Una antigua costumbre hurdana, aún vigente en el municipio de Caminomorisco el Miércoles de Ceniza, coincidiendo con el entierro de la sardina, es la de la pita ciega. Consiste en hacer un hoyo en la tierra y enterrar un gallo en él, dejándole solo fuera la cabeza. Luego, tras un previo sorteo, al participante designado por la suerte se le vendan los ojos, para que con una vara flexible de castaño intente cortar la cabeza al gallo: mientras, los demás, que forman corro a su alrededor, tratan de distraerlo con voces, a la vez que le pinchan en las nalgas con sus varas. Él, a su vez, intenta defenderse dando varazos a diestro y siniestro. «Cuando por fin ha dado con la cabeza del gallo —escribe Barroso Gutiérrez (1994: 53)—, los demás mozos acercan las puntas de sus largas varas para defender la cresta del animal. Pero han de retirarse, si es que no quieren recibir algún palo del quinto en suerte. Tan sólo se le permite al mozo que descargue tres varazos, de arriba abajo, sobre la cabeza del gallo. En el caso de no acertar, pasará otro quinto a realizar la función». Los gallos eran aportados por los mismos quintos, que acudían a la ceremonia con la cara pintada de negro y totalmente ‘antruejado’, es decir vestido con ropas ridículas, extravagantes. En Ahigal la pita ciega tenía otro desarrollo; desarrollo que según Domínguez Moreno era común a numerosos pueblos de la Alta Extremadura. En el presente caso, los mozos encierran un gallo en una vasija de boca ancha y tapan el brocal con una laja. Desde una distancia acordada, uno a uno va lanzando piedras contra el recipiente. Cuando este se rompe, el gallo escapa y los mozos le persiguen y apedrean hasta matarlo. Tras el sacrificio, el gallo era paseado por las calles. Luego, en Ahigal, el ave era enterrada junto al árbol que existía a la puerta de la iglesia. «He aquí —añade Domínguez Moreno— cómo el gallo que sale de la Madre Tierra, representada en la vasija de barro, vuelve a ella, a su matriz, a la abertura practicada en el suelo. Sólo por esta penetración del conducto vaginal se creará la nueva vida».

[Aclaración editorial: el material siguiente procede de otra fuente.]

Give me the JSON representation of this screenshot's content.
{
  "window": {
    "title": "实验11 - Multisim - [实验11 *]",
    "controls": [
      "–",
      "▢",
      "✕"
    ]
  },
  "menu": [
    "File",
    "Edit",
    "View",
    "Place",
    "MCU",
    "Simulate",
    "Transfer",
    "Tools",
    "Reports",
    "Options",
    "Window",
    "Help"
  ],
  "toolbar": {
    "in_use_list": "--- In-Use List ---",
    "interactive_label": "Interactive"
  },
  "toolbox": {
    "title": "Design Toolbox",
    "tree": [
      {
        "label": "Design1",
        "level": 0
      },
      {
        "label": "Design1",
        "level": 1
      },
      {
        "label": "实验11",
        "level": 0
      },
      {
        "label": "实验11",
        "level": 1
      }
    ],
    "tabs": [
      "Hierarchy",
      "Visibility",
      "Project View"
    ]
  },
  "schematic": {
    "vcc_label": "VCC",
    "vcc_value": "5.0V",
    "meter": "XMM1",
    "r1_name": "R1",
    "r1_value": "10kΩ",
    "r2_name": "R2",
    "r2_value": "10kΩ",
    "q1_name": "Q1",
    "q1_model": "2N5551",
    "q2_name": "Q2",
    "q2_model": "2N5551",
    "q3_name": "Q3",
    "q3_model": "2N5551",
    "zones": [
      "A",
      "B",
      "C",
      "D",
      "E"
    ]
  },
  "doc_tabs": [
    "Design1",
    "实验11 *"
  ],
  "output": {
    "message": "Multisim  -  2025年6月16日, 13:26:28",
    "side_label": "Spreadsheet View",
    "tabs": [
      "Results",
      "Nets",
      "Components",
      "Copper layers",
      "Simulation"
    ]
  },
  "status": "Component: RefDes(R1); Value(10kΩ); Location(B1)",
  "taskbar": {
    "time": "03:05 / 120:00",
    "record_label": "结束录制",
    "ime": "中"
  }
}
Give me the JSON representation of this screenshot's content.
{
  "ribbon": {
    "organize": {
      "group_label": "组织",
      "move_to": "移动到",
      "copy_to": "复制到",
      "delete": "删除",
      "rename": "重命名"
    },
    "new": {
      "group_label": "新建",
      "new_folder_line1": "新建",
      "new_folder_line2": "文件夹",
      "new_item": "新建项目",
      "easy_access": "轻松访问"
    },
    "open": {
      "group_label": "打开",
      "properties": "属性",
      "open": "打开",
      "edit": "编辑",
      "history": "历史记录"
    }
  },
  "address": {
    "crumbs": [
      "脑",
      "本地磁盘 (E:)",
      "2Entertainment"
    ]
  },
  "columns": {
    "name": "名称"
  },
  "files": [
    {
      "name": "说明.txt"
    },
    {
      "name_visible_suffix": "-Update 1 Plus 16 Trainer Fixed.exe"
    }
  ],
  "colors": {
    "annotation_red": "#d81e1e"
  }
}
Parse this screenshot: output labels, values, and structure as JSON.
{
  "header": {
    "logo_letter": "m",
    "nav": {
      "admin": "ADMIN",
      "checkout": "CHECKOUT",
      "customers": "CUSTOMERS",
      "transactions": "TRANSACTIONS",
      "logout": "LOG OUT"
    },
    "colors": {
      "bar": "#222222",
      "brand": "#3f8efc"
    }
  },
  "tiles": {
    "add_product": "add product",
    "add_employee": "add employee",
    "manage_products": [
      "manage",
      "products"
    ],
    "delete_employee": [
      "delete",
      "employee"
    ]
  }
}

Pero sigamos con la costumbre de correr los gallos en otras localidades extremeñas donde arraigó esta tradición y en las que pervivió largo tiempo o en las que aún pervive con mayor o menor pujanza sin saber en muchos casos qué impulsó a sus ancestros a enterrar o apalear gallos, preferentemente durante el carnaval.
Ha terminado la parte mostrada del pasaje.